A Content Security Policy (CSP) is an HTTP response header that tells the browser which sources of scripts, styles, images, and other resources are allowed to load — the single most effective defence against cross-site scripting and content injection. This builder lets you fill in each directive, explains what it controls, warns about weak values, and assembles a correctly formatted header you can paste straight into your server config. Nothing is transmitted.
How it works
CSP is a single header whose value is a semicolon-separated list of directives, each followed by a space-separated source list:
Content-Security-Policy: default-src 'self'; script-src 'self' https://cdn.example.com; frame-ancestors 'none'
The builder follows the spec’s rules:
- Keyword sources (
'self','none','unsafe-inline','unsafe-eval', nonces, hashes) are single-quoted. - Host and scheme sources (
https://cdn.example.com,data:) are written bare. - Directives you leave empty are omitted, so the header stays minimal.
- Each non-empty directive is joined with
;to form the final header string.
It also flags risk: adding 'unsafe-inline' to script-src triggers a warning because it undermines the policy.
Directive reference at a glance
| Directive | Controls | Common values |
|---|---|---|
default-src | Fallback for all fetch directives | 'self' |
script-src | JavaScript sources | 'self' 'nonce-abc123' |
style-src | CSS sources | 'self' https://fonts.googleapis.com |
img-src | Image sources | 'self' data: https://images.cdn.com |
font-src | Font sources | 'self' https://fonts.gstatic.com |
connect-src | Fetch, XHR, WebSocket | 'self' https://api.example.com |
frame-ancestors | Which pages may embed you | 'none' or 'self' |
report-uri | Where to send violation reports | your endpoint URL |
A worked example
Suppose you run a blog that loads scripts only from your own origin, images from an S3 bucket, and fonts from Google Fonts, with no inline scripts anywhere. A minimal policy might read:
Content-Security-Policy:
default-src 'none';
script-src 'self';
style-src 'self' https://fonts.googleapis.com;
font-src 'self' https://fonts.gstatic.com;
img-src 'self' https://my-bucket.s3.amazonaws.com;
connect-src 'self';
frame-ancestors 'none'
Starting from default-src 'none' means every directive you omit defaults to blocking all sources — a stronger baseline than 'self'. You then open up exactly what you need, keeping the attack surface as small as possible.
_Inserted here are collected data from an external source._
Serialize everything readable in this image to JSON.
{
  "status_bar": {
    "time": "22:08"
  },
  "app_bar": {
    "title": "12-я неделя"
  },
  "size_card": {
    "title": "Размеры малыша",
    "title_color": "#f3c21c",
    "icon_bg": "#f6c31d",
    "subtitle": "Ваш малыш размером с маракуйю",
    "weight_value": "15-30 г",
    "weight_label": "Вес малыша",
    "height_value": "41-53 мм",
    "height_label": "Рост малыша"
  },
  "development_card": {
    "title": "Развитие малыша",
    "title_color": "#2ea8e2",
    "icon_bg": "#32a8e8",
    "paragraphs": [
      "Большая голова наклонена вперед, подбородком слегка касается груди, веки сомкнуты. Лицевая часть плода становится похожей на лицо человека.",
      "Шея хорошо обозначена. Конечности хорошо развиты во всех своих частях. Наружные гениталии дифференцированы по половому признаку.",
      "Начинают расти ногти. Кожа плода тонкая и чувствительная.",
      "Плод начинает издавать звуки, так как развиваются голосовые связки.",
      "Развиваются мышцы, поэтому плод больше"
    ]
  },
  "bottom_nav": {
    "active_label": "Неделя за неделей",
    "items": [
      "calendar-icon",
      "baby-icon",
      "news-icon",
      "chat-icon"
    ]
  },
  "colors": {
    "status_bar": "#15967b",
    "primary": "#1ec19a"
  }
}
Common mistakes and how to avoid them
Over-relying on 'unsafe-inline' is the most frequent error. It allows any inline <script> or <style> tag on the page, which is exactly what XSS exploits inject. Switch to nonces: your server generates a random value each request, adds 'nonce-RANDOM' to script-src, and puts nonce="RANDOM" on every legitimate script tag. The browser then only executes scripts bearing a matching nonce — injected scripts get none.
Forgetting frame-ancestors leaves you open to clickjacking even when the rest of the policy is tight. frame-ancestors 'none' replicates the old X-Frame-Options: DENY but at higher precedence.
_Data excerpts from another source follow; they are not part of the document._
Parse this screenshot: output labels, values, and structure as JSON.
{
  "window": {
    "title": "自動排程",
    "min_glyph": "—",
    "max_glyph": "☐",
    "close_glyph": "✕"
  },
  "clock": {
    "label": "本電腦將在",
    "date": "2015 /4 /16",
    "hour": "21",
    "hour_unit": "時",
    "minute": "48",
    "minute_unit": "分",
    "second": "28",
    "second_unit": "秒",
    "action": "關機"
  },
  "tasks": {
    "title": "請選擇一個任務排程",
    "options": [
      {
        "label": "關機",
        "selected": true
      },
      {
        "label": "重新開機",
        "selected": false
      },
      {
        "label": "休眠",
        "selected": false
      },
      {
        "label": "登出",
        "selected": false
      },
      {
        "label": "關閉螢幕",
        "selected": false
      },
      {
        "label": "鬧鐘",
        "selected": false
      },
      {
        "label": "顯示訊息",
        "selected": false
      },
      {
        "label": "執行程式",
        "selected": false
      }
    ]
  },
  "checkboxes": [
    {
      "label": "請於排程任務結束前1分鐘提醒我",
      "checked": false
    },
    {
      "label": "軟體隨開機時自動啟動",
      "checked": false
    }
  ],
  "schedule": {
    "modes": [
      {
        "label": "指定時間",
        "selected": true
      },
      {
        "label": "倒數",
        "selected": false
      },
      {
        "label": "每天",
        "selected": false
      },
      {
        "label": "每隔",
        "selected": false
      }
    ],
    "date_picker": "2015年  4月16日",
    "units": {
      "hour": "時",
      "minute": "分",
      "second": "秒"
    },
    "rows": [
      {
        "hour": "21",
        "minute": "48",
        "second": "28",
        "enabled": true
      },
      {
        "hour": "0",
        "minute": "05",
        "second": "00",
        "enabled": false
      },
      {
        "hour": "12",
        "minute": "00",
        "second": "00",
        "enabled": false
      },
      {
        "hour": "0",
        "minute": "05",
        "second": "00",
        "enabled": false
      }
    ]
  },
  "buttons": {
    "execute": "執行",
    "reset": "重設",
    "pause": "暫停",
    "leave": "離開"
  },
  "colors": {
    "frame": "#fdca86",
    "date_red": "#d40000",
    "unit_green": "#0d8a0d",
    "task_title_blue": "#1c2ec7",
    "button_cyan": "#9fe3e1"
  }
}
Deploying without a report endpoint means you will not know about legitimate resources you missed until users complain. Point report-uri or the newer report-to directive at a collector (even a small log endpoint works) and watch reports for a week before switching from Report-Only to enforcing mode.
Tips and notes
- Start strict with
default-src 'self', then open up only the specific directives and hosts your app actually needs. - Prefer nonces or hashes over
'unsafe-inline'for any inline script or style you cannot remove. - Always set
frame-ancestorsto stop clickjacking;'none'blocks all framing, or list trusted origins. - Test with the
Content-Security-Policy-Report-Onlyheader first so violations are reported without breaking the page, then switch to the enforcing header.